La nuit, je dors : le piquet de ma tente devient l'axe d'un mini-monde entre le sol rouge et le ciel implacable. Le jour, je fais la sieste : le vent a soif de l'eau de mon corps et la poussière argileuse a faim du gras de mon corps. Ce qui reste de ma chair s'ajuste entre les cailloux. La lumière fait pousser des cristaux de sel aux coins de ma bouche et de mes yeux.

Et puis au bout de quelques jours mon visage disparaît. Il s'est érodé dans l'étreinte inconfortable des choses minérales et ligneuses, alluvionné en dépôt marneux au bord de la rivière.

Glissé dans les interstices du paysage, j'arrive à lire son alphabet abstrait : les fissures racontent qu'on peut changer la texture du monde en officiant des rituels astringents ou dilatants entre les strates de matière. C'est une histoire d'argile, d'eau et de feu que mes mains connaissaient déjà. Pour le moment, mes mains se sont dissoutes dans une veine d'argile.

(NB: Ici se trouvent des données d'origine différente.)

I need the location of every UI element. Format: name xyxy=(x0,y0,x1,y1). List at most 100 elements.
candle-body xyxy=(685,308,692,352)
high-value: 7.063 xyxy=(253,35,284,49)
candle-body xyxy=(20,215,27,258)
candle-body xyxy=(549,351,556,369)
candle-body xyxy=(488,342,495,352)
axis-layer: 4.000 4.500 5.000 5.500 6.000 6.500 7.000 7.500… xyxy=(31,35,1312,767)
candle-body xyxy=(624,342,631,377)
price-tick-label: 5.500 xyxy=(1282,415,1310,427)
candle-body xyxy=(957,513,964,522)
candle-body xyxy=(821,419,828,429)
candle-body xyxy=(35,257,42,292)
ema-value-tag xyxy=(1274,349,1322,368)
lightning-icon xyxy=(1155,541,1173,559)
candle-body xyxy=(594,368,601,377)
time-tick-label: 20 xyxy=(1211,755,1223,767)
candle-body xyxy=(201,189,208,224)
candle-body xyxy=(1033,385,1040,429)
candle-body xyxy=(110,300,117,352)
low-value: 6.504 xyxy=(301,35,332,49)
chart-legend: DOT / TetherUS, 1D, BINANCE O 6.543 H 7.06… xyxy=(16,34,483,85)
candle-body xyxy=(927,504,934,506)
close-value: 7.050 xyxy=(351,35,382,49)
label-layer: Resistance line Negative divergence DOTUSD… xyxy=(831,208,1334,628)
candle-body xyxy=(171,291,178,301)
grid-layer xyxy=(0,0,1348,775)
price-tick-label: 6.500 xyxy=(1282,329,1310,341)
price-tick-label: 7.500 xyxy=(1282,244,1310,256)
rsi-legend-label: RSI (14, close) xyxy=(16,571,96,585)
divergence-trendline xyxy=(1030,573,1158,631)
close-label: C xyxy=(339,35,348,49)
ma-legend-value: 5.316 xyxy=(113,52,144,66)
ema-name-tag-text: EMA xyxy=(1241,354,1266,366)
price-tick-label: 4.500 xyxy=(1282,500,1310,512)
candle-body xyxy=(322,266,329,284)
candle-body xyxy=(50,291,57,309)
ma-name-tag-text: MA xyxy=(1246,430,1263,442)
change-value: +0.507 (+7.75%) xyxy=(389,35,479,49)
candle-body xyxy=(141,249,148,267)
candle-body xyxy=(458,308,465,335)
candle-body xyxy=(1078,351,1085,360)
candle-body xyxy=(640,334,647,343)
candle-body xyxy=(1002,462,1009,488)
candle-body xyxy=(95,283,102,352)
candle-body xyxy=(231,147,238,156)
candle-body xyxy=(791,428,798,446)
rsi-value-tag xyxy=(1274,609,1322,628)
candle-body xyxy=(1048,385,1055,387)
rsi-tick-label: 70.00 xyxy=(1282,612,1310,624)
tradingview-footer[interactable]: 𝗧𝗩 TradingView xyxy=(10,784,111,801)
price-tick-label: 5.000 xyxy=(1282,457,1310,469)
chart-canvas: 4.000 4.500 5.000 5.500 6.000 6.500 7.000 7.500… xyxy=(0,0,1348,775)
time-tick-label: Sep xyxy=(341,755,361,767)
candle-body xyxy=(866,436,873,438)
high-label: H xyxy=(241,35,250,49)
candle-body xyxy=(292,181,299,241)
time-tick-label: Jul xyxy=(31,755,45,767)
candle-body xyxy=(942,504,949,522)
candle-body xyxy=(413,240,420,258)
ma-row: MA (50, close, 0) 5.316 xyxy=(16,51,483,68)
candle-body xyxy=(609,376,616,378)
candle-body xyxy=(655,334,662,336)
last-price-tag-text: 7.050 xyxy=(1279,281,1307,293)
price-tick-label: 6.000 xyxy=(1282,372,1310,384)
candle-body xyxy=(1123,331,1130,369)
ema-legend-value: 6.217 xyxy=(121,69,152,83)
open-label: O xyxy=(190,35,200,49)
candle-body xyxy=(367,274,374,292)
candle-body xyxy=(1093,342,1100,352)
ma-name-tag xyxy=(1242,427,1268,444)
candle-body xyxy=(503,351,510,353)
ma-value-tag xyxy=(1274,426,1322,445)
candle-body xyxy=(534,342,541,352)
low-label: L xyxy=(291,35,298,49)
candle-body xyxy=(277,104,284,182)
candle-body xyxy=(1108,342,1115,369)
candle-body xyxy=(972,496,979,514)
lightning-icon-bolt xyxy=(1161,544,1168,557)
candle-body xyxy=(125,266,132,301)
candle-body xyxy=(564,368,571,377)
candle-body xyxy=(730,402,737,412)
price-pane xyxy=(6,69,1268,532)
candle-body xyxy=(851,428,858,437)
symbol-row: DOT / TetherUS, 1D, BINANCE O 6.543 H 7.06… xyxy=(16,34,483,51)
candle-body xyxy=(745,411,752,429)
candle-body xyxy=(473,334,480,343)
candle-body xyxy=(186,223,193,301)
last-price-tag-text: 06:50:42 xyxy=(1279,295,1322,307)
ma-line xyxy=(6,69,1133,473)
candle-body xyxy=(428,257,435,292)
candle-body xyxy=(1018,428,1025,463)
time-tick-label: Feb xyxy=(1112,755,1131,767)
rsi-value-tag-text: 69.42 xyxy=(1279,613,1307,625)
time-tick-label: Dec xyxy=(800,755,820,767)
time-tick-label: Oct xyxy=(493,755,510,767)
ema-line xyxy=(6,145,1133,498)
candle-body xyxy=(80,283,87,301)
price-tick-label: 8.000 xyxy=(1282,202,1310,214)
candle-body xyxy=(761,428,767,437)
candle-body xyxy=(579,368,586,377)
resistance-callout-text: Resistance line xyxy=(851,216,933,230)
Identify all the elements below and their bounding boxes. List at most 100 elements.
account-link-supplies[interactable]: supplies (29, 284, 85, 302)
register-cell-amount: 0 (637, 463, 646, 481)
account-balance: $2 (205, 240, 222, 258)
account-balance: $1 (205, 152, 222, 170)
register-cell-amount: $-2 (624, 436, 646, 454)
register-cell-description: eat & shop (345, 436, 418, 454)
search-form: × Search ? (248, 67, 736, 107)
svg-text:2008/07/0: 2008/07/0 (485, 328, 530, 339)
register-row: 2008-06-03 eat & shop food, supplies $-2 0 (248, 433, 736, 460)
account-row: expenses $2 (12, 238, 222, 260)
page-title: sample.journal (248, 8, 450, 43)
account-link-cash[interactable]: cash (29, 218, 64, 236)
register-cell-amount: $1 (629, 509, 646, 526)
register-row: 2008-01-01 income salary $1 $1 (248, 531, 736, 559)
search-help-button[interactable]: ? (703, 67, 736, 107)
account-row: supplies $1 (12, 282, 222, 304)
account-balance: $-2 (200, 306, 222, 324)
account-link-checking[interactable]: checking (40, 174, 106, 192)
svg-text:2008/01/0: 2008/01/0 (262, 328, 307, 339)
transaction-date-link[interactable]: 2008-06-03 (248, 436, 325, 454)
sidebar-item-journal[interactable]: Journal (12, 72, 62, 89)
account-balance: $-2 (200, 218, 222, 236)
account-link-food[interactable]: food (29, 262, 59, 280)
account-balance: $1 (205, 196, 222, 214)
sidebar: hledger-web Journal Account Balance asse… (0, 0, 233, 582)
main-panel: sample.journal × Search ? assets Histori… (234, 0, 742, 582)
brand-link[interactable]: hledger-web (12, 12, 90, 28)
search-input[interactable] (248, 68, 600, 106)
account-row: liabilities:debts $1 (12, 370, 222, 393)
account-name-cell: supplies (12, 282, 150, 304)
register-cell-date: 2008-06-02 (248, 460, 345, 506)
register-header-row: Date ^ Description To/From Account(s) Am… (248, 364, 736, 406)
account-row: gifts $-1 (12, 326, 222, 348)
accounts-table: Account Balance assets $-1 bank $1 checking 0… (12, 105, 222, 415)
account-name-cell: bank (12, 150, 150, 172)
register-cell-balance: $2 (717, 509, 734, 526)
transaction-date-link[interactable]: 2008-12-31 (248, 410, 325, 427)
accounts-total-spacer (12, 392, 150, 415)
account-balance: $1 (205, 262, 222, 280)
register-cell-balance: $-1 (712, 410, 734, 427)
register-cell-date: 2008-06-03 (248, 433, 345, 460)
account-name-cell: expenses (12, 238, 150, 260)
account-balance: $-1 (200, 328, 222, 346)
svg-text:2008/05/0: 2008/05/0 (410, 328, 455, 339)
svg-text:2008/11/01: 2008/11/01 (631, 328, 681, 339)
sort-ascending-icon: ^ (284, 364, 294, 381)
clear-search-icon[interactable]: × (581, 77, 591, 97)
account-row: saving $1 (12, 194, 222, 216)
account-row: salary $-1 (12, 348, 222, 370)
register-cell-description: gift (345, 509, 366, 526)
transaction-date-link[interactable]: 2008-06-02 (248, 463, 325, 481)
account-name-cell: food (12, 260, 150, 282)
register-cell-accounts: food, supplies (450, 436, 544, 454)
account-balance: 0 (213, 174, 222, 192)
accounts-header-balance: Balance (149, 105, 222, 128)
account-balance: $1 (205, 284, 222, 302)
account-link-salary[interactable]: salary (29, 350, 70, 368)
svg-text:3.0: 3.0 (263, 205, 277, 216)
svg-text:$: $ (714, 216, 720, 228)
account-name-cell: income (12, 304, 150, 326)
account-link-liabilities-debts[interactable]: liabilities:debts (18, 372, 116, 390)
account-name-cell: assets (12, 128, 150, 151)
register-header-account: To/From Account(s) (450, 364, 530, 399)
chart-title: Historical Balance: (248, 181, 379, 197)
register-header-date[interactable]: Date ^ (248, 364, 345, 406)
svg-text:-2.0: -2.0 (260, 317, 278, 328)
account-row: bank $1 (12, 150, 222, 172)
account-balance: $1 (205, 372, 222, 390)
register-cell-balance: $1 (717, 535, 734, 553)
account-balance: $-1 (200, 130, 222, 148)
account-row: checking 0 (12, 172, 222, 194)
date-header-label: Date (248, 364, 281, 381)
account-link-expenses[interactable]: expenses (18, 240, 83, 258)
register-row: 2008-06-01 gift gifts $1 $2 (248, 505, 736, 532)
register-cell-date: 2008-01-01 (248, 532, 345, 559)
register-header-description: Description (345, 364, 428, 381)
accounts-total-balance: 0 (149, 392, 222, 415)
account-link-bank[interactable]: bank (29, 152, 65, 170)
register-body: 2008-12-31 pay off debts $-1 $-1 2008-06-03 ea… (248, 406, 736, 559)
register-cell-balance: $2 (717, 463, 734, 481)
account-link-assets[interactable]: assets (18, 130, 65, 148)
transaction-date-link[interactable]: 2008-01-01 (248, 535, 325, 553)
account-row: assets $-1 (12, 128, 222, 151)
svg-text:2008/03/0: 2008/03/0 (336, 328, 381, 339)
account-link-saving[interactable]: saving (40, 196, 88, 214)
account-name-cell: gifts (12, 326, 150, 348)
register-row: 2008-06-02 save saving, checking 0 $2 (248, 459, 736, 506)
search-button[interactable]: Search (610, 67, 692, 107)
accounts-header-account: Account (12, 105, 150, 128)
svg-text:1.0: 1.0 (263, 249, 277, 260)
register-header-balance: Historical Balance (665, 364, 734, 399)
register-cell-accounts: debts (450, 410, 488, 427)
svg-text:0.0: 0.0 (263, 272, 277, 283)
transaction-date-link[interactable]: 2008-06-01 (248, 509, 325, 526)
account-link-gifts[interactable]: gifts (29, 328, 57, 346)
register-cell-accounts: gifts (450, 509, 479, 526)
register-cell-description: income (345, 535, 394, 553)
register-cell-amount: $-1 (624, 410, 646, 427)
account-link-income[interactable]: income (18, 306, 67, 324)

Le monde se plie et se déplie comme une toile de tente au rythme d'une randonnée colossale. Un bosquet de sauge et de thym plante ses racines dans le sol bolaire et commence à le digérer : c'est la même histoire racontée sur un mode aromatique.

Après avoir bien décanté dans le paysage, je reprends forme. Je marche, je rentre à la maison : je façonne des récipients pour partager nos histoires et nos infusions tanniques imprégnées de symboles, pour faire la fête sieste et habiter le présent.